WHAT IS A LEG ULCER?

A leg ulcer is simply a break in the skin of the leg. The immediate cause is usually a minor injury that breaks the skin. In most people such an injury will heal up without difficulty within a week or two. However, if there is an underlying problem the skin does not heal and the area of breakdown may even increase in size. This is a chronic leg ulcer.

WHAT CAUSES LEG ULCERS?

The most common underlying problem causing chronic leg ulcers is disease of the veins of the leg. There are less common causes for leg ulcers such as disease of the arteries, diabetes or rheumatoid arthritis as well as a number of even rarer conditions. In some cases two or more conditions may be causing damage at the same time. Your doctor will examine you and do some tests to see what sort of ulcer you have.

The following advice applies to venous ulcers and may not be appropriate for other sorts of ulcers.

HOW DOES VENOUS DISEASE CAUSE ULCERS?

The veins in your leg are tubes that carry the blood back from the foot towards your heart. They contain one way valves that should allow flow up the leg and not back down the leg. However, these valves are not very effective in some people or can be damaged by thrombosis (clots) in the veins. If the valves are damaged, blood can flow the wrong way down the veins which results in a very high pressure in the veins when standing up. This abnormally high pressure is transmitted to the tissues and the skin and leads to damage and ulceration.

HOW WILL I BE TREATED?

Treatment of a venous leg ulcer is aimed firstly at controlling the high pressure in the leg veins and secondly at the ulcer itself. The mainstays of treatment are compression bandaging or stockings and elevation of the limb:

ELEVATION OF THE LIMB

The higher the leg, the lower the pressure in the leg veins. If the foot is elevated above the heart then the pressure in the foot drops to a normal level. Put your legs up whenever you can and as high as you are able - the arm of the sofa is good. Elevate the lower end of your bed (6 inches or so) so that when in bed your feet are a little higher than your head.

COMPRESSION BANDAGING OR STOCKINGS

In order to keep the pressure in the leg veins at the ankle low when you are standing up, you will be treated with compression bandaging or stockings. Several layers of bandages, usually four, may be required to get the necessary pressure to control the veins.

Once the ulcer is healed, compression stockings are necessary to prevent the ulcer from returning. These stockings need to be specially fitted and are much stronger than ordinary "support tights". If you have difficulty putting on your stockings then you can buy a special stocking applicator.

DRESSINGS

The nurse will use a number of different dressings under the bandages depending on the state of the ulcer itself. These dressings may well change as the ulcer progresses.

SURGERY

An operation may be necessary if your ulcer is due to varicose veins. It is not necessary to get the ulcer healed before an operation. The combination of surgery and then ongoing compression can be very effective.

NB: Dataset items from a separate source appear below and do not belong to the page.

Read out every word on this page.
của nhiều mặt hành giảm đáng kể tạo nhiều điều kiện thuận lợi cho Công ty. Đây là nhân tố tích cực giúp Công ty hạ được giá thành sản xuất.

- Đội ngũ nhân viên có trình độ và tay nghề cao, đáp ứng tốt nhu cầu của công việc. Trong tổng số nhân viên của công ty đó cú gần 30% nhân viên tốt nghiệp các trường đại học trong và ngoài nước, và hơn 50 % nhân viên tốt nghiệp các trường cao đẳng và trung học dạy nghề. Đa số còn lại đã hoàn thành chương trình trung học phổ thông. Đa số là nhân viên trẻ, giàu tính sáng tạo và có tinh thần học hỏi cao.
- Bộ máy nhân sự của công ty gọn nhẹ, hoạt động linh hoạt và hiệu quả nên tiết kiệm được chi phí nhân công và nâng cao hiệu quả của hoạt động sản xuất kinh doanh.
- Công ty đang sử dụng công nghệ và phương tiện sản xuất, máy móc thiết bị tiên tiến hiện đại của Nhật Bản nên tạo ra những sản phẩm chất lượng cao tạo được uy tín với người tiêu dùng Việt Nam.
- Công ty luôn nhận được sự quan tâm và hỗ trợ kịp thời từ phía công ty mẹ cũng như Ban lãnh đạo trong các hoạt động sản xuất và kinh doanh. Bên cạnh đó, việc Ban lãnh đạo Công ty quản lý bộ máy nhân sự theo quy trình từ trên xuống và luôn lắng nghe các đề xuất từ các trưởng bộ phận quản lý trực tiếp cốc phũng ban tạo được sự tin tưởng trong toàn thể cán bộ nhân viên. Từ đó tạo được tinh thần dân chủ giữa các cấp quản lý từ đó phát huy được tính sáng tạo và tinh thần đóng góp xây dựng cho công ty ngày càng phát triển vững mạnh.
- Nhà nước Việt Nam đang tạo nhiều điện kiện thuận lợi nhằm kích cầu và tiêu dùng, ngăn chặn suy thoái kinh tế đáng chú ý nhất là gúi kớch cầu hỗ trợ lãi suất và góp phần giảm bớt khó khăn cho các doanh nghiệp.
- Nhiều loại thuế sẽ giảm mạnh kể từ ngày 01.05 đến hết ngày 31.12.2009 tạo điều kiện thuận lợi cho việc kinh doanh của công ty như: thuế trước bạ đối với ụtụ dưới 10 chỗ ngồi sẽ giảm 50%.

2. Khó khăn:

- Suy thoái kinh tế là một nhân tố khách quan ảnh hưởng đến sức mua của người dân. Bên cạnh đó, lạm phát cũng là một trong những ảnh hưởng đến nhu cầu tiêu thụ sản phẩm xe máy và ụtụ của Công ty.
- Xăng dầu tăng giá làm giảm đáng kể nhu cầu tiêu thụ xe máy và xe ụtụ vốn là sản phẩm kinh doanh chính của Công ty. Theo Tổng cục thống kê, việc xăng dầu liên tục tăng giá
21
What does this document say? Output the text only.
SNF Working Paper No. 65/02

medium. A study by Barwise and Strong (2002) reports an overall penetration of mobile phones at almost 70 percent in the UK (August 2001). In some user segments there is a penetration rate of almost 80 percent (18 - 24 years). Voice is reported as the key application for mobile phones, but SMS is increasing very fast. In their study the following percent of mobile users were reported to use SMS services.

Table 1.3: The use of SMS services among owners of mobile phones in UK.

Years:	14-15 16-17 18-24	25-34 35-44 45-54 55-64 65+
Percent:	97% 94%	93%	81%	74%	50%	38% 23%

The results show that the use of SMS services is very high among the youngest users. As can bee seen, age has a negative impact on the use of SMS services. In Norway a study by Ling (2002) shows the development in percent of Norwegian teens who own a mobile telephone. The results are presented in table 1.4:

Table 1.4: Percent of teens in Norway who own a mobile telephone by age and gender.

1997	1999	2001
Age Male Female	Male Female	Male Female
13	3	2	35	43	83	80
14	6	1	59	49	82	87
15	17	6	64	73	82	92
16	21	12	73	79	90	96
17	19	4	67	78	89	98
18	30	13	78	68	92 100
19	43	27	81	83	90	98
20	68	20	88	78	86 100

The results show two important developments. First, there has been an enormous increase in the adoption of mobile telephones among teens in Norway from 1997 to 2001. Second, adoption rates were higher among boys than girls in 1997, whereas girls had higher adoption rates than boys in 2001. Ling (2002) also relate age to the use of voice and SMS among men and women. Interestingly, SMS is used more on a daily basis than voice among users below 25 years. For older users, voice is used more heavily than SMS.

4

HOW LONG WILL IT TAKE THE ULCER TO HEAL?

It has usually taken many years for the venous problems to cause the ulcer, so it is not surprising that ulcers may take a fairly long time to heal. Although most venous ulcers will heal up in 3-4 months, a small proportion will take considerably longer. Don't despair! Even in these resistant cases treatment is eventually successful.

HOW CAN I STOP THE ULCER COMING BACK?

Once your ulcer is healed, it does not mean that your problems are over. Although the skin is intact the underlying problem with the veins remains and you must take precautions to prevent the ulcer recurring.
  • Wear compression stockings at all times during the day.

  • Elevation of the legs whenever possible.

  • Keep the skin in good condition by using plenty of moisturising cream to prevent dryness.

  • Weight loss, fresh fruit, exercise and stopping smoking are also vital to help heal your ulcer as well as for your general health.